Op 10 februari 2020 is door het Nederlandse Openbaar Ministerie onder de naam 26Lemont een onderzoek gestart gericht op het bedrijf Encrochat, de directeuren van het bedrijf, de resellers van de Encrochat telefoons van het bedrijf en daarnaast op de onbekende gebruikers van die zich schuldig maken aan diverse vormen van georganiseerde criminaliteit. Dit onderzoek kwam voort uit het hierboven genoemde onderzoek Bismarck.
In het onderzoek 26Lemont heeft het Openbaar Ministerie in maart 2020 bij de rechter-commissaris een vordering ingediend om een machtiging te verstrekken voor een bevel op grond van artikel 126uba en 126t Sv.

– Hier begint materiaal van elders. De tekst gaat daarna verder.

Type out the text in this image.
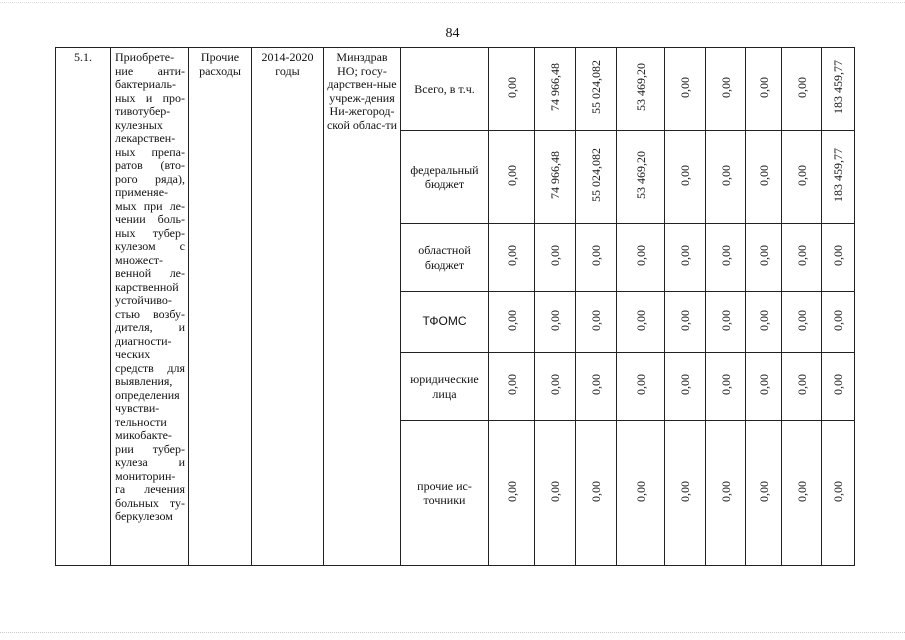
84
5.1.	Приобрете-ние анти-бактериаль-ных и про-тивотубер-кулезных лекарствен-ных препа-ратов (вто-рого ряда), применяе-мых при ле-чении боль-ных тубер-кулезом с множест-венной ле-карственной устойчиво-стью возбу-дителя, и диагности-ческих средств для выявления, определения чувстви-тельности микобакте-рии тубер-кулеза и мониторин-га лечения больных ту-беркулезом	Прочие расходы	2014-2020 годы	Минздрав НО; госу-дарствен-ные учреж-дения Ни-жегород-ской облас-ти	Всего, в т.ч.	0,00	74 966,48	55 024,082	53 469,20	0,00	0,00	0,00	0,00	183 459,77
					федеральный бюджет	0,00	74 966,48	55 024,082	53 469,20	0,00	0,00	0,00	0,00	183 459,77
					областной бюджет	0,00	0,00	0,00	0,00	0,00	0,00	0,00	0,00	0,00
					ТФОМС	0,00	0,00	0,00	0,00	0,00	0,00	0,00	0,00	0,00
					юридические лица	0,00	0,00	0,00	0,00	0,00	0,00	0,00	0,00	0,00
					прочие ис-точники	0,00	0,00	0,00	0,00	0,00	0,00	0,00	0,00	0,00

Ter onderbouwing van de vordering werden overgelegd:
- een proces-verbaal aanvraag bevel binnendringen en onderzoek geautomatiseerd werk d.d. 13 maart 2020;
- een proces-verbaal Titel V beschrijving NN- gebruikers Encro c.s. d.d. 13 maart 2020, en
- een begeleidende brief van het Landelijk Parket (LP) Rotterdam d.d. 16 maart 2020.
Uit deze stukken blijkt dat de vordering zich richtte op de Nederlandse en of op Nederlands grondgebied actieve NN-gebruiker(s) van Encrochat c.s. op grond van het redelijk vermoeden van het beramen dan wel plegen van strafbare feiten in georganiseerd verband, die door Encrochat c.s. worden gefaciliteerd. Deze NN-gebruikers van Encrochat werden beschreven als de gebruikers van de i-meinummers, nicknames bekend in lopende onderzoeken, vermeld op een bijgevoegde lijst, en deelnemers van andere nog niet geïdentificeerde samenwerkingsverbanden.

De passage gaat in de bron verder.